Ein neues Tool könnte diese Lücke schließen. Genau das ist das Ziel von ViCO, dem virtuellen Qualifizierungscoach, den unser Verbundprojekt entwickeln wird. Mit Hilfe von ViCO sollen sich Mitarbeitende von virtuellen Unternehmen in Zukunft über die notwendigen Kompetenzen für ihre Arbeit vergewissern, Qualifizierungs- und Weiterbildungsangebote finden und bewerten können, um sich selbstgesteuert fortzubilden. Die besonderen Anforderungen in solchen Unternehmen berücksichtigt der Coach ebenso wie die individuellen Lernpräferenzen der Nutzenden.
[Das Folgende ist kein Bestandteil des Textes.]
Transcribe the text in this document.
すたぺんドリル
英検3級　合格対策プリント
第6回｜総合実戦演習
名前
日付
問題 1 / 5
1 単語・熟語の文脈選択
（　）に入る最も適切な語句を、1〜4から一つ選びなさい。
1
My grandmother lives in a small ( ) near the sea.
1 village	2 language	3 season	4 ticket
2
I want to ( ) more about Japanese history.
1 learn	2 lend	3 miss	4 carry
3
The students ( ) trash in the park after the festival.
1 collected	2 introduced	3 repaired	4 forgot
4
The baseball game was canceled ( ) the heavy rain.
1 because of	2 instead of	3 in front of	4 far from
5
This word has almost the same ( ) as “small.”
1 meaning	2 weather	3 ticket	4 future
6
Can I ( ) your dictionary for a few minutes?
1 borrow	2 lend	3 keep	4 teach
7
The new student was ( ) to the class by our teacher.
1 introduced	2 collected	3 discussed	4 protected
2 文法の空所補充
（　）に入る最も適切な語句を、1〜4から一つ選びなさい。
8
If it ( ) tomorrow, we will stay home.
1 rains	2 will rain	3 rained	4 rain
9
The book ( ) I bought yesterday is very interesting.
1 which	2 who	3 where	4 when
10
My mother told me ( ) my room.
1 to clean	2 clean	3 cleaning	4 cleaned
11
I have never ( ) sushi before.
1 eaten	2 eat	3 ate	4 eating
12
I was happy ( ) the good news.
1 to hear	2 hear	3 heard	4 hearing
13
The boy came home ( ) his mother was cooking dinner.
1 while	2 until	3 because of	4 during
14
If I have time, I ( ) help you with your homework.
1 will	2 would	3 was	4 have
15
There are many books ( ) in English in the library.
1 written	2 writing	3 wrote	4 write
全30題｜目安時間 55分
Auf der Basis eines Kompetenzprofils stellt er Qualifizierungsangebote zusammen - von Seminarempfehlungen über E-Learning-Angebote oder etwa schlicht Buchtipps. Der Coach soll sich flexibel den Nutzenden anpassen und sie in ihren Weiterbildungsbedarfen und Lernprozessen begleiten.

Herausforderung ViCO.


Ein solches Projekt lässt sich nur transdisziplinär anpacken. Deshalb wirkt eine Vielzahl von Partnern im ViCO-Forschungsverbund mit. Es gibt viel zu tun:

  • Aus logistischer Perspektive wird untersucht, wie die Geschäftsprozesse der am virtuellen Unternehmesverbund beteiligten Firmen dynamisch aufeinander abgestimmt und integriert werden können.
  • Aus organisationspsychologischer Perspektive steht die Analyse der jeweiligen Kooperationsstruktur und des Kooperationsverhaltens virtueller Unternehmen im Blickpunkt. Welche Aspekte und Strukturen machen die Kooperation reibungslos und effizient, auch wenn die Unternehmen eigentlich konkurrieren?
  • Aus technisch-didaktischer und wirtschaftspädagogischer Perspektive steht im Mittelpunkt, die Querschnitts- beziehungsweise Schlüsselqualifikationen, die für eine erfolgreiche Arbeit in virtuellen Unternehmen wichtig sind, zu identifizieren. Von der netzbasierten Kommunikation und Zusammenarbeit über die Konflikt- und Teamfähigkeit bis hin zu Selbstkontrolle und Selbstverantwortung.
  • Aus softwaretechnischer Perspektive geht es um die Entwicklung eines virtuellen Qualifizierungscoachs, mit dem der Nutzer seinen Qualifizierungsbedarf analysieren kann und von dem er Hilfestellung bei der Weiterbildung bekommt. Gleichzeitig soll es mit Hilfe dieses Coachs möglich sein, anonymisiert über den einzelnen Nutzer hinausgehend Qualifikationsprofile für die Arbeit in virtuellen Beschäftigungszusammenhängen zu generieren.
  • Aus hochschuldidaktischer Perspektive ist die Herausforderung, ein didaktisches Modell für den virtuellen Coach zu gestalten, der Mitarbeitende bei Selbstassessment, Selbstorganisation und Qualifizierungsbemühungen unterstützt und die Kommunikation über Qualifizierung und deren Erfolg ermöglicht.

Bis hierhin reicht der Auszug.